We have a lot to thank the Greenies for. They were warning of ozone holes and global warming while the rest of us preferred to bask in the extra sun. They saw the evils of plastic while we indulged in the novelty of filling self-seal bags with salted peanuts at the local supermarket.
But their righteousness can get a bit irritating, so it was amusing last weekend to see that when it comes to a free ride, they're just like you and me, they take it. Even when it comes at the expense of the environment they've been put on earth to save.
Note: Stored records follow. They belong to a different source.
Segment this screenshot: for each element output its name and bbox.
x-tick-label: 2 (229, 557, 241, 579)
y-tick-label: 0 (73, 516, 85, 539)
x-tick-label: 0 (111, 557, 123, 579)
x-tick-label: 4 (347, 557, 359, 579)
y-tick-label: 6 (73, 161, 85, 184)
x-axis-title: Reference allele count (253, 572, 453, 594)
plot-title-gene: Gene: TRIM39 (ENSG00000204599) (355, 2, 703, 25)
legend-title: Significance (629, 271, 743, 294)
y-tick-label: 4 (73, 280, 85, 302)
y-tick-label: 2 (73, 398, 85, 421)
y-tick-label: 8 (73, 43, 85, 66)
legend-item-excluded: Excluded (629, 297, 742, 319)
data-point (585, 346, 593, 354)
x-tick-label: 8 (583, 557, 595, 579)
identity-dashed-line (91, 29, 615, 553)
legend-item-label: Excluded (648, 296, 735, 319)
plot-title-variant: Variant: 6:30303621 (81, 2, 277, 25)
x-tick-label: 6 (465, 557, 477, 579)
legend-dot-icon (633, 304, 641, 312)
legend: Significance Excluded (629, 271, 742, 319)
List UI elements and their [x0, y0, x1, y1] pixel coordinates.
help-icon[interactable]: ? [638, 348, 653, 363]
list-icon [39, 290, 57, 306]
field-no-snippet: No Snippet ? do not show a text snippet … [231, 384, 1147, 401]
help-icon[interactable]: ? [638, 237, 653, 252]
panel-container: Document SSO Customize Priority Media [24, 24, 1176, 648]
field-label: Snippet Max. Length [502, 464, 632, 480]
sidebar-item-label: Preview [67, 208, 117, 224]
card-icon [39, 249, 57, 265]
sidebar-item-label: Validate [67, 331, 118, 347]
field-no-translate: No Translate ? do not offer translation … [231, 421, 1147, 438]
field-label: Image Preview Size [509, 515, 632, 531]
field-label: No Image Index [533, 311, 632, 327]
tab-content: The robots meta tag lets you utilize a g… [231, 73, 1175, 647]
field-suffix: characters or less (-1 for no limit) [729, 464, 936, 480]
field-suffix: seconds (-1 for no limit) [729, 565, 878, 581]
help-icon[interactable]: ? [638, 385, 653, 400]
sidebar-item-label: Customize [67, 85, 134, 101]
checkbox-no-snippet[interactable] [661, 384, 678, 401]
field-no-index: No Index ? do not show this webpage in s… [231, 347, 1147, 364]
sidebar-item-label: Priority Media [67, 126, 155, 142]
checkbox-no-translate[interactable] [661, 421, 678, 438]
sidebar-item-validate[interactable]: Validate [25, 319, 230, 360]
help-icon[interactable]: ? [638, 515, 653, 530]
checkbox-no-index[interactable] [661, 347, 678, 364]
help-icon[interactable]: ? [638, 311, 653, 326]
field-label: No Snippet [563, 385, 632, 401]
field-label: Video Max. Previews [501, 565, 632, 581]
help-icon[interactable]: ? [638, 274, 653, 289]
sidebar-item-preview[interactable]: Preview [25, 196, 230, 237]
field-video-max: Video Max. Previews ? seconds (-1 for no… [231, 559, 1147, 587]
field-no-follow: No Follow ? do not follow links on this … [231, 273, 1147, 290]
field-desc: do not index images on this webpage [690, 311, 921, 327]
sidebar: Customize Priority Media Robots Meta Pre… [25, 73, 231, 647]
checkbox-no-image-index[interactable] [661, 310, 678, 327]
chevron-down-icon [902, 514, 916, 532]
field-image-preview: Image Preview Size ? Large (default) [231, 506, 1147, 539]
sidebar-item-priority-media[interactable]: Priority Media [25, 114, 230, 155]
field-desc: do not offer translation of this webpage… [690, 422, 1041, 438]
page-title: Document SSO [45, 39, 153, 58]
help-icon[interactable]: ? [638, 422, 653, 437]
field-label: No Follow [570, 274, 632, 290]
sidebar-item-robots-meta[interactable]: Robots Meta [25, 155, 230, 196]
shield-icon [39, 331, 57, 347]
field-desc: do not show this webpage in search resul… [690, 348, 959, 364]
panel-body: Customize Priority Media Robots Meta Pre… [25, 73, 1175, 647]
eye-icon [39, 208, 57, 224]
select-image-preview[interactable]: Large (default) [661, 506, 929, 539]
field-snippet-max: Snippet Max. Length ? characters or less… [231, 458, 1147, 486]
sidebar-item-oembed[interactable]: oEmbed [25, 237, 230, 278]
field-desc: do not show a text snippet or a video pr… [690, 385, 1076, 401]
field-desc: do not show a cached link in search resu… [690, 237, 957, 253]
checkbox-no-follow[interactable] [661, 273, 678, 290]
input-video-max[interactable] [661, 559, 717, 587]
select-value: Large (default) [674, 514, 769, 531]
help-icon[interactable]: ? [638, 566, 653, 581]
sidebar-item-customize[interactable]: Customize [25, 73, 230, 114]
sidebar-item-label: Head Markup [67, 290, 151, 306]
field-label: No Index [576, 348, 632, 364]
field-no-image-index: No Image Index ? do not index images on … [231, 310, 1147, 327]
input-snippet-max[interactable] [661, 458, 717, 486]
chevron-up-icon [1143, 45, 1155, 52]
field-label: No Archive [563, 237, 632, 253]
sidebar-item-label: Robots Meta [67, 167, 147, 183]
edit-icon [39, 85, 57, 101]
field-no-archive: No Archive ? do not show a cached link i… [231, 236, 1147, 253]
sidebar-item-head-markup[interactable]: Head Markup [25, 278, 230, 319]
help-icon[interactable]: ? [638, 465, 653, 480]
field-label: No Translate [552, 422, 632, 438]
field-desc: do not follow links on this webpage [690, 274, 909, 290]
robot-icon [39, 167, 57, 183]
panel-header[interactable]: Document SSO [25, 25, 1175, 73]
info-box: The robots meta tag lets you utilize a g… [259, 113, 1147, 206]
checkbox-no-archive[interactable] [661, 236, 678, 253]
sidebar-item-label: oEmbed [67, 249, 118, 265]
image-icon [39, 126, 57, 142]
It seems the 120,000 or so trampers that book into huts along the Department of Conservation's nine "Great Walks," are being subsidised - in 2017 the shortfall between hut fees collected and costs was $3.8 million. In other words, money that DOC should be spending on killing rats and possums , is instead being diverted into paying to helicopter out, the Greenie holiday-makers' poos and wees.
Last weekend, Green MP and Conservation Minister Eugenie Sage, followed through with the previous National Government's pledge to up fees to cover costs. But she managed to retain the existing subsidy for the New Zealanders who make up about 40 per cent of users. Kiwi trampers will now bludge off their overseas fellow travellers, whose hut fees will double to $140 per night on the Milford Track, $130 per night on the Kepler and Routeburn Tracks and $75 per night on the Abel Tasman Coastal Track. Kiwi trampers fees will remain unchanged at half this rate. In addition, international children under 18 will now pay the full fee, while New Zealand kids will pay nothing.
Eugenie Sage says the free ride for Kiwi kids is "to encourage our tamariki to engage with their natural heritage." Fair enough, but why are they and their parents, doing their "engaging," at the expense of overseas visitors and their children? They certainly wouldn't get half-rates at a beach motel or bach over the same period.
The old "but I'm a taxpayer" justification hardly stands up. Most of us are taxpayers, but only a small minority go tramping. I can't imagine I'd get very far if I turned up to the next concert of the State-backed NZ Symphony Orchestra and demanded a half-price ticket because I was a taxpayer , and oh, by the way, the people in the queue behind me sound German, you'd better charge them double.
Back in August last year on the campaign trail, National Party leader and then Prime Minister Bill English announced the discriminatory fee hike that Sage has now embraced as her own. At the time the Greens were talking of $20 tourism levy at the border, and Labour was "looking at our options."
It now seems "fleece the tourist" has become the new game of the day. Last week, Tourism Minister Kelvin Davis told the Herald he was still working on the details of a proposed "international Visitor Levy" and would release more information in the coming weeks. Last election, Labour campaigned on a $25 a person border tax, which would raise $75 million a year to help pay to improve tourist infrastructure that is groaning under the weight of the tourism boom.
And of course last week, Auckland Council beat other envious local bodies to the draw, by agreeing to levy a bed tax on hotels and motels. The aim is to raise $13.5 million to meet half the cost of tourism marketing and events. Unlike the Great Walks impost, it doesn't single out foreigners for special treatment.
Apparently DOC "inspectors" will make random hut checks, to ensure no cheating Aussies or Poms have booked online at half price, masquerading as Kiwis. It brings back my university days, and me and my under-age mates, slipping out the pub window, as the barman signalled the cops were approaching. What else? Will the first-class foreigners get the top bunks – and first use of the long drop?
If the hugely popular walks are not paying their way, then of course, put up the price, but fairly, for all users alike. If we want to tax tourists, then do it once, at the border, and get it over with.